Journal 2
Day 21 Tonopah to Buckeye
today: 26 miles cumulative: 422

Waking up behind the ruins, a biker was sleeping inside, Cosmo always on watch. At breakfast I eat cheap, money is running low, the waitress wants me to eat more and shows up with a huge plate of food, she wants to contribute, and I need to be eating more she scolds me. Her name is Michelle and she wears a Harley Davidson t-shirt. She has a big smile. "I'll be with you honey," she says. I hope she will be, she is why I am walking across this country. There is no end to the kindness of strangers.
American flags are everywhere, there is a huge one on the wall across from me. In the months before this walk I tried to stay away from the flag. I could even say that I had an aversion to it because of the way that I saw it used. I saw it being used as a blindfold, as a cheap "look out team won the superbowl t-shirt and we've always loved our team!" but next year the t-shirt will be in a bag outside the local thrift shop. A red, white, and blue paint job that will chip away with a little weather. And so on. Since I have begun this journey I have a new view of the flag.

Yes, it can be used in ways that are cheap and ignorant. But the flag is a loaded image, one that evokes scenes from both ends of the spectrum. Like a cross is the Inquisition and torture racks, mother Teresa and compassion. The American flag is the Mei Lei massacre and little league baseball (without the pressure of overbearing fathers shouting from the stands). Innocence. There has never been a symbol that embodies the best and the worst of man and its governments than the American flag. And rarely has that symbol been seen as much as it is now. We see it this much only in times of great troubles or great triumph. I had become used to the flag as a bumper sticker on an SUV. But now, in these small towns and in these people's homes and their cafes and their work places I see that symbol being used in a way that is true, in a way that does not offend me. I see it on every fireman and police man, on a waitress' shirt, a trucker's hat, the wall of this cafe, painted on an old barn, hung beside a rural mail box. These flags I respect. I see now that I was only looking at one small aspect of this loaded image.

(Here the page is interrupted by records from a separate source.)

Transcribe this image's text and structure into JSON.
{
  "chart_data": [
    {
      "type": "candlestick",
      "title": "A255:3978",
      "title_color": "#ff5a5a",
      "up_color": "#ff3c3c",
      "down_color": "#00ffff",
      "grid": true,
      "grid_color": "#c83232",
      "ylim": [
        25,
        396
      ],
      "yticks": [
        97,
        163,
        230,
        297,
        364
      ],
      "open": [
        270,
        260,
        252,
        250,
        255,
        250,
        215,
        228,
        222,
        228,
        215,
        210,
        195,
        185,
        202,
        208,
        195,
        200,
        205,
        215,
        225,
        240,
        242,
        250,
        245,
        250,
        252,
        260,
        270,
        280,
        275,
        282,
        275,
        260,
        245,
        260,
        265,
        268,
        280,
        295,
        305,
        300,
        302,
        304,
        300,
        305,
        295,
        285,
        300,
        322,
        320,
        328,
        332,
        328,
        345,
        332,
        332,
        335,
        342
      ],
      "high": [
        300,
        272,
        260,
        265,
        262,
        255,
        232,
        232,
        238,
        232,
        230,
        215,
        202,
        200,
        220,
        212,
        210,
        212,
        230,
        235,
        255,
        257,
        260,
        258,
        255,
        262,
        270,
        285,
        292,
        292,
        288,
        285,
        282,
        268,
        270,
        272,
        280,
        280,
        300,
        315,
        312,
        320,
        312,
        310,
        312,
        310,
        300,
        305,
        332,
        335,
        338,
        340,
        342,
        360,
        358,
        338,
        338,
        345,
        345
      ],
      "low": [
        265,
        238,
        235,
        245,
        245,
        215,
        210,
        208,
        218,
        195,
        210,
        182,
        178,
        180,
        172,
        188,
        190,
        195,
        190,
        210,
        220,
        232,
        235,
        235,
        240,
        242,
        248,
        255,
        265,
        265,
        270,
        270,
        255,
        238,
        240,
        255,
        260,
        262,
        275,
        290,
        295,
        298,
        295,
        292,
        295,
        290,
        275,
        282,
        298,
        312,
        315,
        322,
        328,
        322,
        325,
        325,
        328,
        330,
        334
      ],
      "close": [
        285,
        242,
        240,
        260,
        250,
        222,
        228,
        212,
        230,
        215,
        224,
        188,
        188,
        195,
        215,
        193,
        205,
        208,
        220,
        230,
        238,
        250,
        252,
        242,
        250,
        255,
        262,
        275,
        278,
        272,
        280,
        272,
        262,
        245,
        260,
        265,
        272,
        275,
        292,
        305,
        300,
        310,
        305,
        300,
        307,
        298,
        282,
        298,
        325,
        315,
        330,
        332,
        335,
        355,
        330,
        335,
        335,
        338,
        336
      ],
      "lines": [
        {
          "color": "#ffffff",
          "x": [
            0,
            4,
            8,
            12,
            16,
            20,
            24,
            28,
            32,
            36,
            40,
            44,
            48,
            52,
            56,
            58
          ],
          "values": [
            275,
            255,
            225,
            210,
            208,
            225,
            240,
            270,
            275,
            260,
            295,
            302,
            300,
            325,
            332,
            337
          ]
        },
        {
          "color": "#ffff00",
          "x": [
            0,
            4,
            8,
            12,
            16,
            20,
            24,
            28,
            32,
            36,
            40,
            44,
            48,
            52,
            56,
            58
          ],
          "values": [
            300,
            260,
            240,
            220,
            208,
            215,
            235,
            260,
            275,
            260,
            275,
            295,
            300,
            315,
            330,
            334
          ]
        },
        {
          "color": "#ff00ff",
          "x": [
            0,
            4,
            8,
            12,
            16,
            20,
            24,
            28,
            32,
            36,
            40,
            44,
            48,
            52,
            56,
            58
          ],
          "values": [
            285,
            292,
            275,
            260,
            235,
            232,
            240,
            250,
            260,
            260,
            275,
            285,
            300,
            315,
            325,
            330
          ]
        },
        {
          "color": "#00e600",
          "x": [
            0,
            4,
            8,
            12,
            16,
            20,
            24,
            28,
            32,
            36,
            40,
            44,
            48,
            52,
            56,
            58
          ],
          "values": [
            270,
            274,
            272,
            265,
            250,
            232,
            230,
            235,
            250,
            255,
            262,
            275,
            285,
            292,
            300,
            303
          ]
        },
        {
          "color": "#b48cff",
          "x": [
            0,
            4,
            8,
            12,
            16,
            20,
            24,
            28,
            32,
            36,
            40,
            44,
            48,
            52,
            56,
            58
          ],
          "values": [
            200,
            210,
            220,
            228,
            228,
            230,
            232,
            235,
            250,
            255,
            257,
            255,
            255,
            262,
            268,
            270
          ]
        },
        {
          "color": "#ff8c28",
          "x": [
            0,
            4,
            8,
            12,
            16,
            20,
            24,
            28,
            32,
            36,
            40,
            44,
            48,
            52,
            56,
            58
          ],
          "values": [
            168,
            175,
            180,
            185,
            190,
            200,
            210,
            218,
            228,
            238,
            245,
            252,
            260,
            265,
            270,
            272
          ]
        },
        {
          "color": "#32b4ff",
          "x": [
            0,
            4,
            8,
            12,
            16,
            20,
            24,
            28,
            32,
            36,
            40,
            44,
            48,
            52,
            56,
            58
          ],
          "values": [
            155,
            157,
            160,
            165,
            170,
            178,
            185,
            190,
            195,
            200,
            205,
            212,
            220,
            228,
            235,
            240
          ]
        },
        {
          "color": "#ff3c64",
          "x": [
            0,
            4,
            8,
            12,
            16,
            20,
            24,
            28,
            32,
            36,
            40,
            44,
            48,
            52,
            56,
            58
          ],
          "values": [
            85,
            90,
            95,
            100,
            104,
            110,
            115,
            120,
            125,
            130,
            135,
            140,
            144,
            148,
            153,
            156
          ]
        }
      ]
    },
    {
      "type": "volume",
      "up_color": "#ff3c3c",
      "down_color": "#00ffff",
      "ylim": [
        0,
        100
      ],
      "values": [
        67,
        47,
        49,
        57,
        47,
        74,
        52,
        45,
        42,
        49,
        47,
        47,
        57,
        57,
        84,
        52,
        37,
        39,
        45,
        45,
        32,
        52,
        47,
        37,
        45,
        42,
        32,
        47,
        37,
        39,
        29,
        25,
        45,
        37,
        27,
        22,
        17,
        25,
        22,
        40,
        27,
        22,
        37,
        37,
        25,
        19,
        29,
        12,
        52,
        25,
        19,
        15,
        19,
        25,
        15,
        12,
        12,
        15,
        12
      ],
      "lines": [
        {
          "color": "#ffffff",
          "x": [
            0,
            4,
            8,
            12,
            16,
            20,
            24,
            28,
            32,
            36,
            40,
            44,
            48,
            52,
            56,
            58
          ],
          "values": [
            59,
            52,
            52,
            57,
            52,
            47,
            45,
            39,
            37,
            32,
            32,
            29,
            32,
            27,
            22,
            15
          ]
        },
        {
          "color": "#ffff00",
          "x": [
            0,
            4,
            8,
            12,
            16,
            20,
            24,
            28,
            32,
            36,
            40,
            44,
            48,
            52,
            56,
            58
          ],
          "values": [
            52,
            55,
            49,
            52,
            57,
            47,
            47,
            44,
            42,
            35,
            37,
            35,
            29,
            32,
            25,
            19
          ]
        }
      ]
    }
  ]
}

The flag is finding it's way into more and more of my imagery, it is hard for it not to, it is everywhere and it is everything. I will take it for it's promise,and its potential, and its freedoms, not it's bloody battles and hate mongers and ignorance. I'll take it because today it is Michelle my waitress and country music on a jukebox and two eggs overeasy with bacon and hashbrowns and sourdough toast, 5 refills on my coffee. My favorite bar, my favorite girl, my favorite song, my favorite mountain; all American.

These are my American flags. I am sorry I abandoned you for so long. Long may you wave. I take you for your promise.

More work, a busy road, commuters to Phoenix. Long dark and narrow through irrigated fields. Tonight these irrigate d fields make me think of more than my home. I am a bit patriotic today, seeing the many images of American, and tonight I have decided that America is the smell of an irrigated field in the night. I am absolutely sure of it. I will find others along this journey perhaps, but for now America is these wet fields on a cold night outside of Buckeye, Arizona. Just out of Buckeye I buy coffee, the air from the cold fields has gone through my clothes and into my bones.

An Indian girl works the cash register at this gas station. If I were in a car I would have said, "How much is a refill?" gotten my change and left. Tonight I stay around to talk to the girl behind the cash register. Isael. She wants to know all about me and my journey, why I am doing this, what kind of life I left to be here on the road. I tell her that I left the perfect life, the perfect girl, the perfect home. "If you have everything that a man could want then why did you leave it?" "Because I want to be more than a man." Aren't you afraid sometimes that you wont make it?" "Yes, but not today, today I know I'll make it." I fill up Cosmo's water and when I come back in she say she has something for me. A small plastic card that says "Believe in yourself." Someone gave it to me when I needed it, now it is for you." The kindest gift I have received, from a person I would have never talked to in the hurry of my life. I love this girl.

I don't normally like these kind of gas station inspirational quotes for $1.49, but this one I will always keep with me, this generous gift of Isael's. It says: "Believe in yourself- in the power you have to control your own life, day by day. Believe in the strength that you have deep inside, and your faith will help show you the way. Believe in tomorrow and what it will bring- let a hopeful heart carry you through. For things will work out if you trust and believe there's no limit to what you can do." -Emily Matthews I want to hug her but the store is busy now. So I walk more fields into town.

At the only place open in town, a Mexican restaurant, I buy a cheap burrito and coffee. A man who has seen us many times on the road, Guillermo, buys a steak dinner with beans and tortillas, and a large rice milk for Cosmo. Mexican music play on the jukebox but I cannot take it seriously when there is so much accordion in it. Sleeping in a park between Our Savior's Lutheran Church and a huge statue of Hobo Joe in the yard of a meat processing plant. Cosmo rolls in the grass then sleeps on her back. A day with many treasures. America is generosity. Michelle, Isael, Guillermo.